!pip install -q apache-airflow
Airflow uses a relational database as a backend to store configuration data. By default, this is a SQLite database, which will be stored in ~/airflow/airflow.db. You initialize the database in your environment by running the following command in the terminal:
!airflow db init
Next, you need to create a user that can log into the Airflow UI. Enter the following in your terminal to create a user named admin with admin permissions:
!airflow users create \
--username admin \
--firstname Firstname \
--lastname Lastname \
--role Admin \
--email admin@example.org \
--password password
To confirm that the configuration works correctly, you can run the Airflow web server and scheduler and log into the UI. Execute the following commands in the terminal to start the web server and scheduler:
!airflow webserver --port 8080 -D
!nohup airflow scheduler &
!cat nohup.out
# !airflow config list
# %env AIRFLOW__API__AUTH_BACKEND=airflow.api.auth.backend.basic_auth
# %env AIRFLOW__API__AUTH_BACKEND=airflow.api.auth.backend.default
# !airflow config get-value api auth_backend
# %env AIRFLOW__API__ENABLE_EXPERIMENTAL_API=True
# %env AIRFLOW__API__AUTH_BACKEND=airflow.api.auth.backend.default
# %env AIRFLOW__WEBSERVER__RBAC=False
# %env AIRFLOW__WEBSERVER__AUTHENTICATE=False
!mkdir -p airflow_demo/dags
You will now add some Python code to create a minimal definition for a DAG called airflow_demo with two basic Bash tasks:
- t0: Runs echo to print some output.
- t1: Runs sleep for 5 seconds, then prints the date.
%%writefile ./airflow_demo/dags/dag.py
from airflow import DAG
from airflow.operators.bash import BashOperator
from datetime import datetime
# Default settings applied to all tasks
default_args = {
'owner': 'airflow',
'depends_on_past': False,
'email_on_failure': False,
'email_on_retry': False,
'retries': 0,
'catchup': False,
'start_date': datetime(2021, 1, 1)
}
with DAG(
dag_id='airflow_demo_dag',
description='An example Airflow DAG',
schedule_interval=None,
default_args=default_args
) as dag:
t0 = BashOperator(
task_id='bash_task_0',
bash_command='echo "Hi there, this is the first Airflow task!"'
)
t1 = BashOperator(
task_id='bash_task_1',
bash_command='echo "Sleeping..." && sleep 5s && date'
)
t0 >> t1
!python ./airflow_demo/dags/dag.py
This will check for Python syntax errors in the file. If successful, there will be no output. Once you have confirmed that the file is error-free, proceed to the next step.

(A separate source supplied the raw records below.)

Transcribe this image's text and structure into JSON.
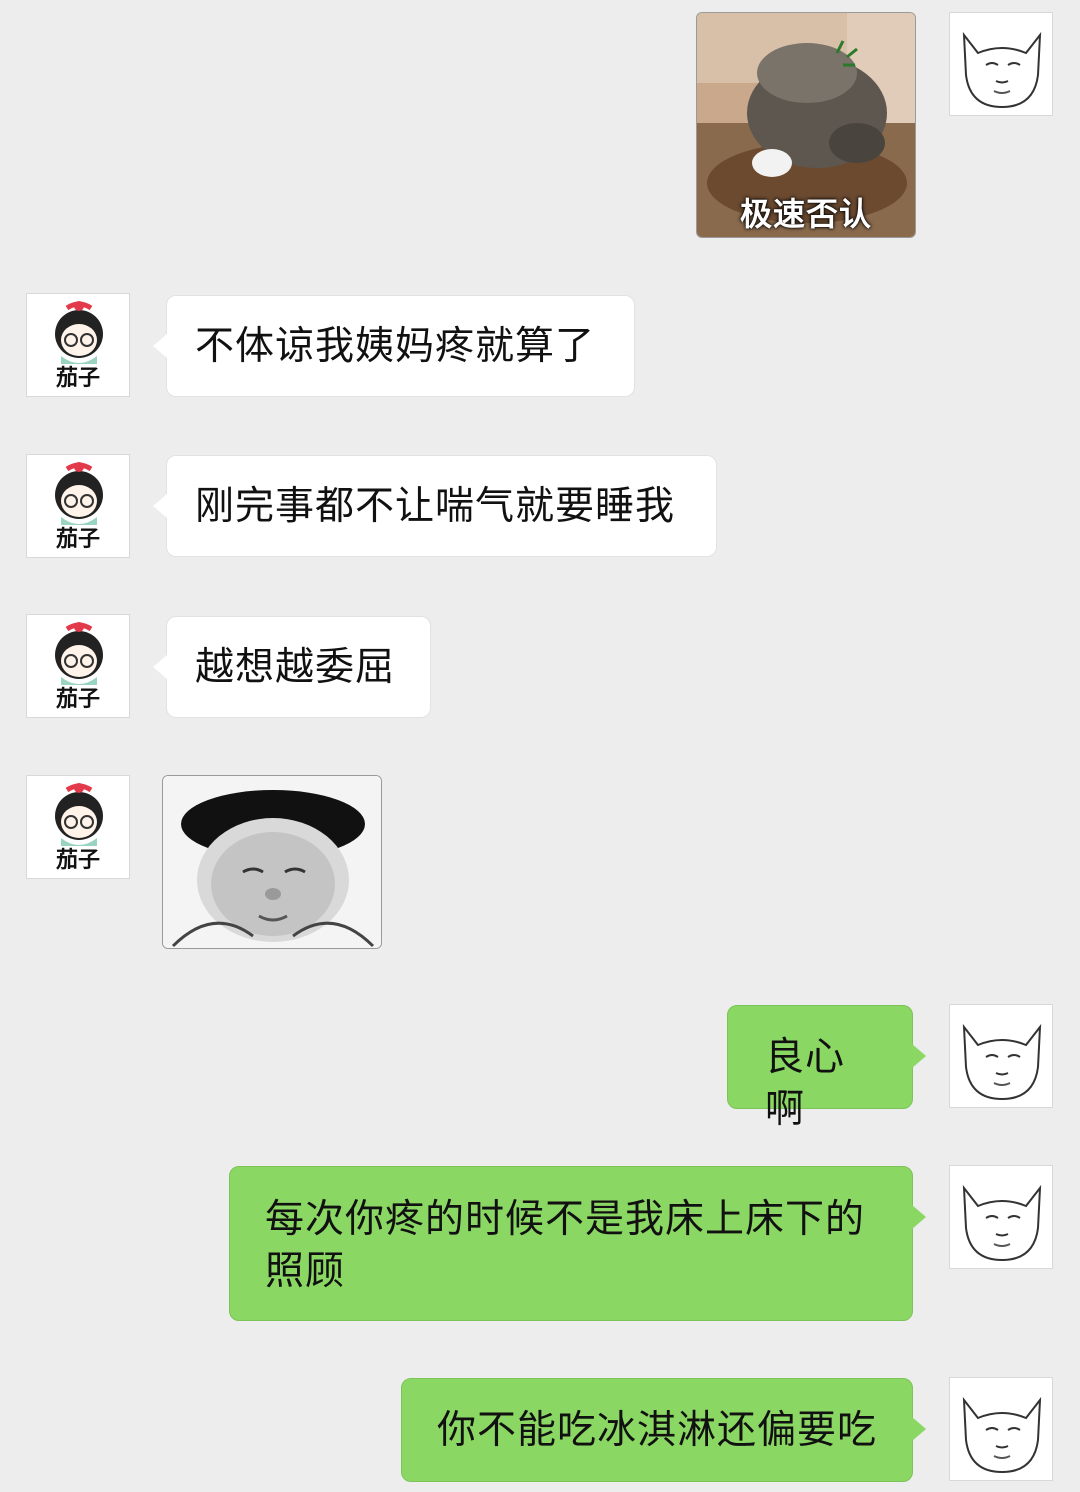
{
  "contacts": {
    "other": {
      "avatar_name": "茄子"
    }
  },
  "messages": {
    "m1_sticker_caption": "极速否认",
    "m2_text": "不体谅我姨妈疼就算了",
    "m3_text": "刚完事都不让喘气就要睡我",
    "m4_text": "越想越委屈",
    "m6_text": "良心啊",
    "m7_text": "每次你疼的时候不是我床上床下的照顾",
    "m8_text": "你不能吃冰淇淋还偏要吃"
  },
  "colors": {
    "background": "#ededed",
    "incoming_bubble": "#ffffff",
    "outgoing_bubble": "#8bd764"
  }
}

In order for the Airflow scheduler to find the new DAG file, you need to modify the configuration file.
%env AIRFLOW__CORE__DAGS_FOLDER=/content/airflow_demo/dags
!airflow config get-value core dags_folder
!airflow dags list
Finally, in order to run the new DAG, you will need to reinitialize the Airflow database in order for it to pick up the new DAG. Execute the following command in the terminal:
!airflow db init
In general use, you can skip this step when the scheduler is running and picks up the DAG at a pre-defined interval, but in this example, we manually reinitialize the database.
Then trigger the DAG run:
!airflow dags trigger airflow_demo_dag
This will run your new DAG and will show the output of the echo statement and the date output in the terminal.